Anthem Properties Group, through the Anthem Citizen Real Estate Development Trust (REDT), has successfully closed on the first Canadian initial public offering of its kind on its 66-storey, mixed-use development, Citizen, based in Burnaby, BC (by way of an offering of units of Anthem Citizen Real Estate Development Trust) (the “IPO”)).
The IPO reached its $82M CDN target raise. Anthem worked on this offering with CIBC Capital Markets, who acted as sole agent and has a successful track record of completed real estate development IPOs for US assets.
“The completion of this financing is a win for the Anthem team on many fronts,” said Anthem Core-Founder & CEO, Eric Carlson. “It enables access to housing units for our community, including much-needed market and affordable rentals, in an architecturally significant, multi-use 66 storey tower, which represents innovation by the City of Burnaby when it comes to land use. Financially, the IPO of a single asset Mutual Fund Trust is a creative and unique solution to raise the capital required to make this project happen.”

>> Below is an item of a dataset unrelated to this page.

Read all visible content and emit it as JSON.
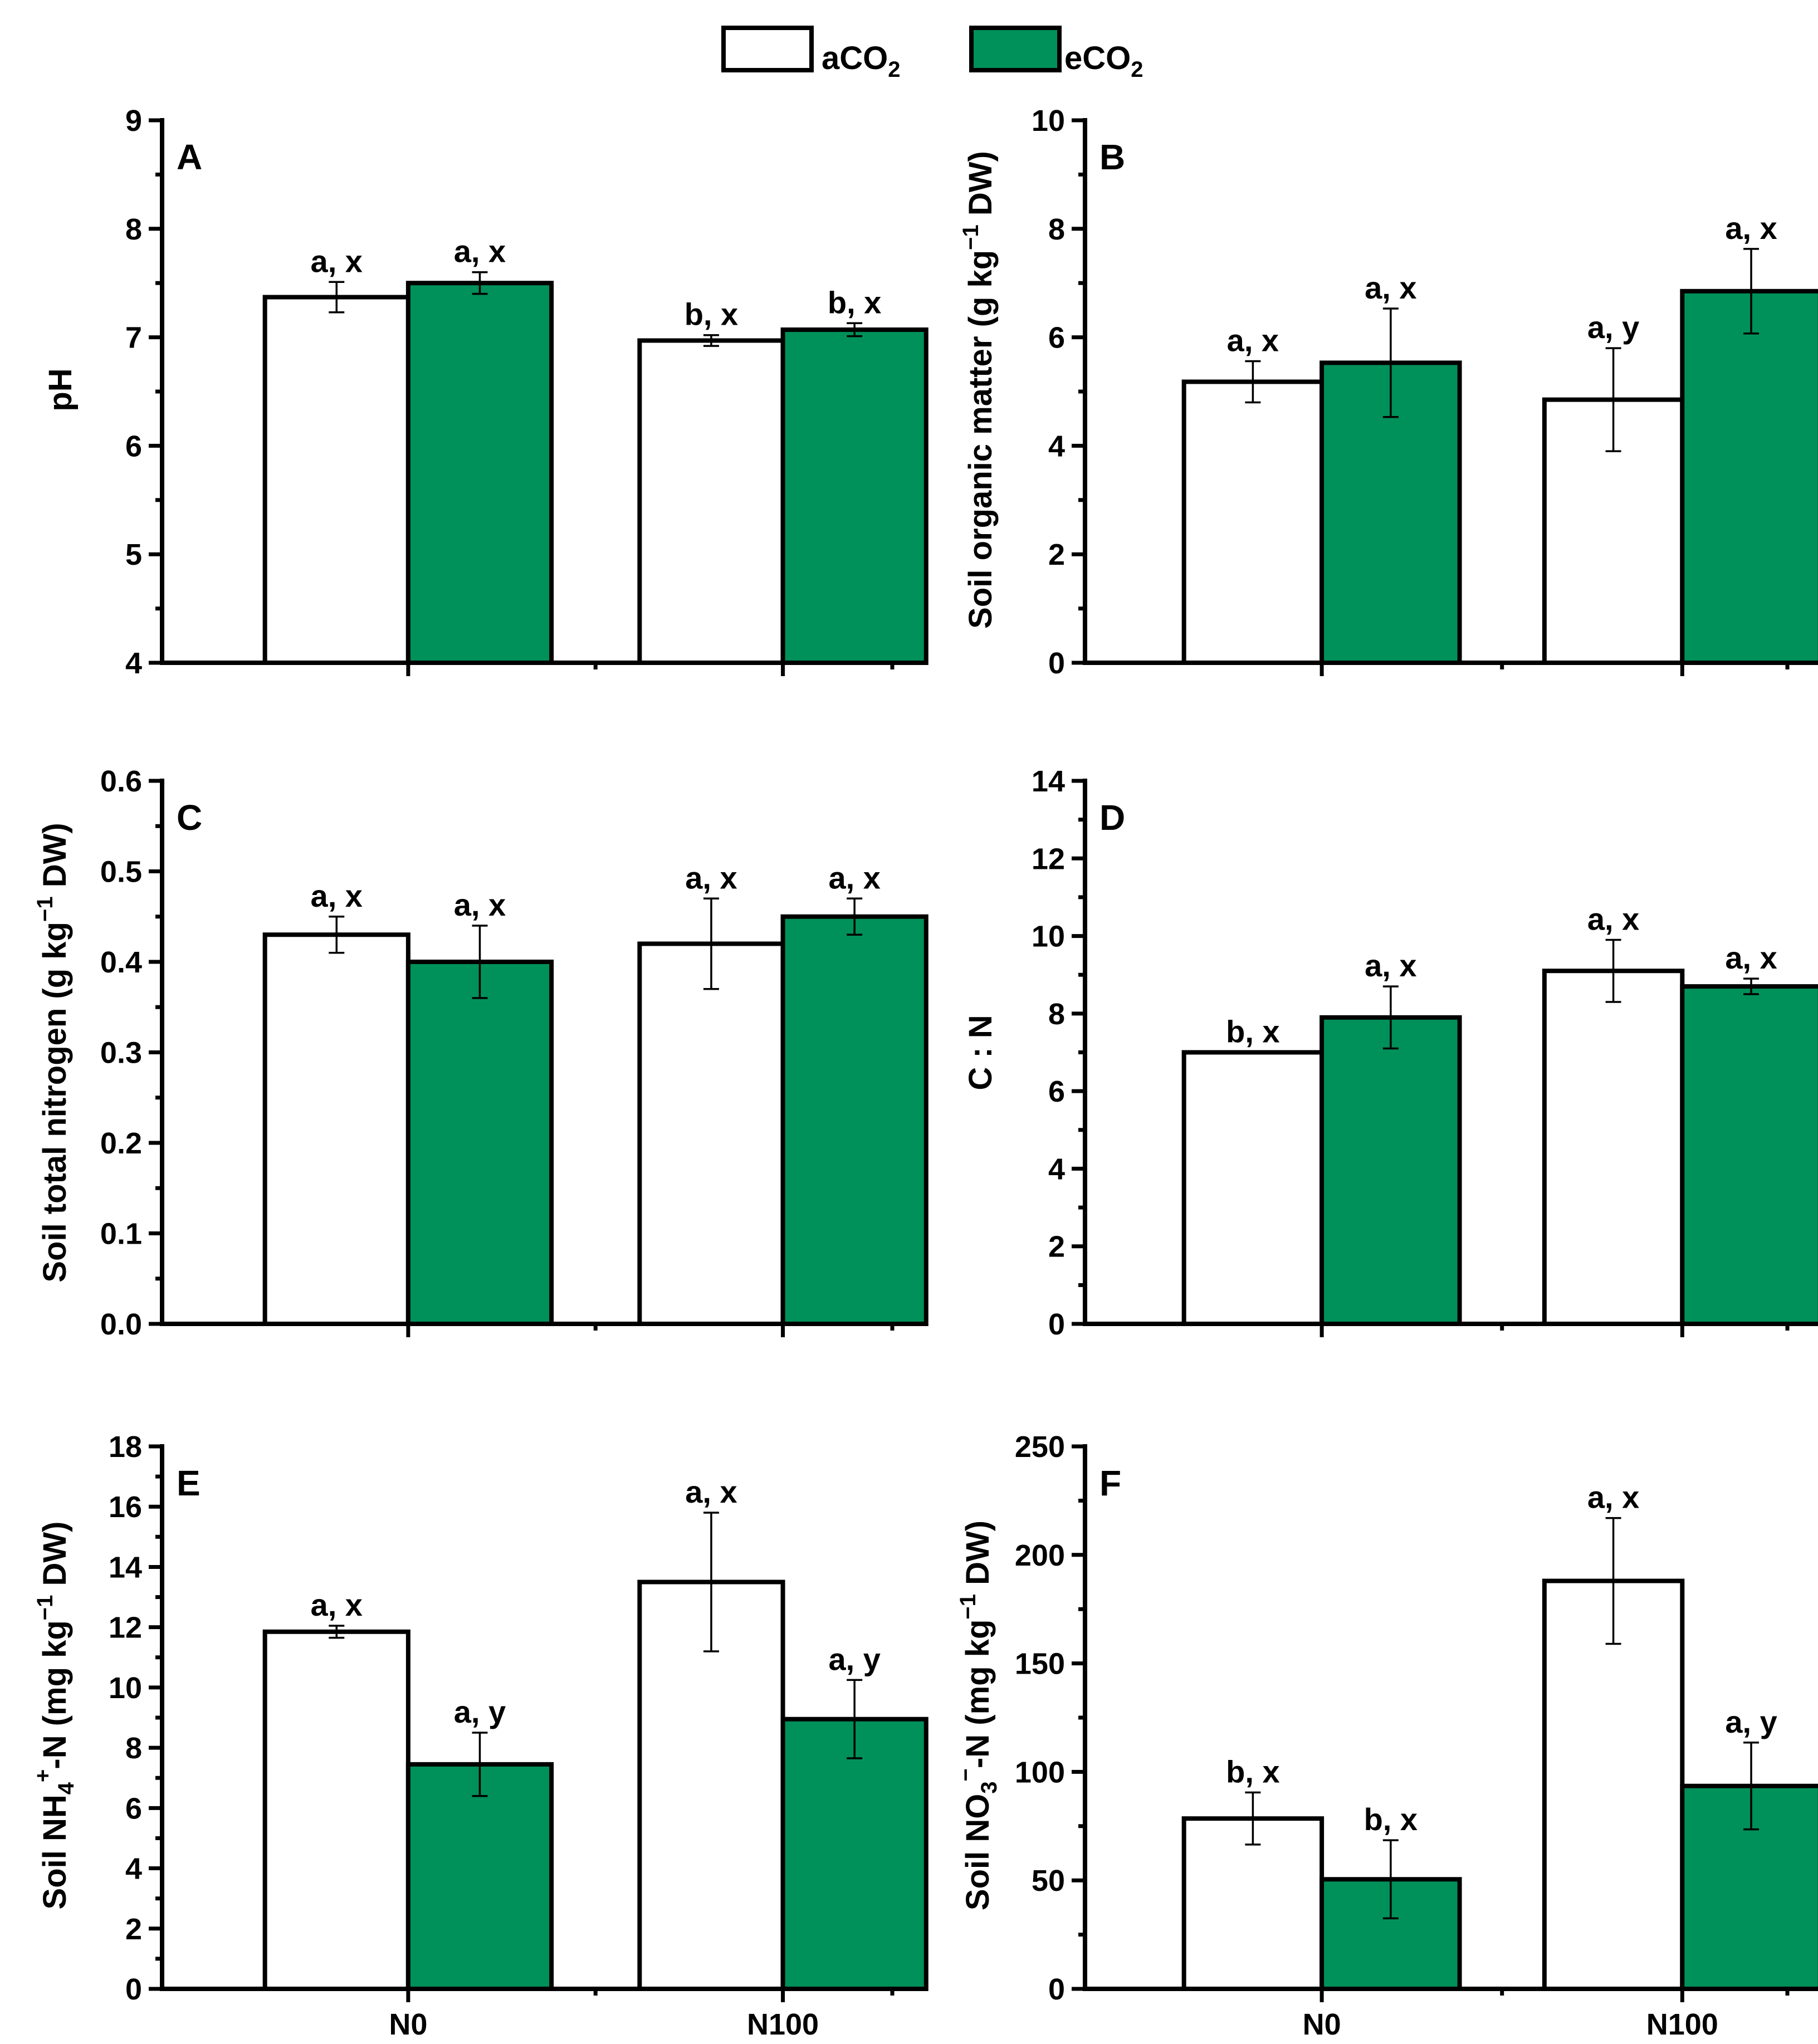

With a mix of market, rental and affordable homes, anchored by a hotel and supported by retail space, Citizen is anticipated to be a premier destination in Metrotown, Burnaby. Anthem has a productive and positive working relationship with the City of Burnaby, which is eager to create great spaces that encourage residents and businesses to choose their city to call home. The project has rezoning approvals and entitlements completed, and construction is underway.
Background on the IPO including investor materials and past REDT press releases can be found at www.citizenbyanthemdevtrust.com
This press release does not constitute an offer to sell or the solicitation of an offer to buy securities of the REDT in the United States, nor shall there be any sale of the securities of the REDT in any jurisdiction in which such offer, solicitation or sale would be unlawful. The securities described herein have not been and will not be registered under the United States Securities Act of 1933, as amended (the “1933 Act”), and may not be offered or sold within the United States unless registered under the U.S. Securities Act and applicable state securities laws or pursuant to exemptions from the registration requirements of the U.S. Securities Act and applicable state securities laws.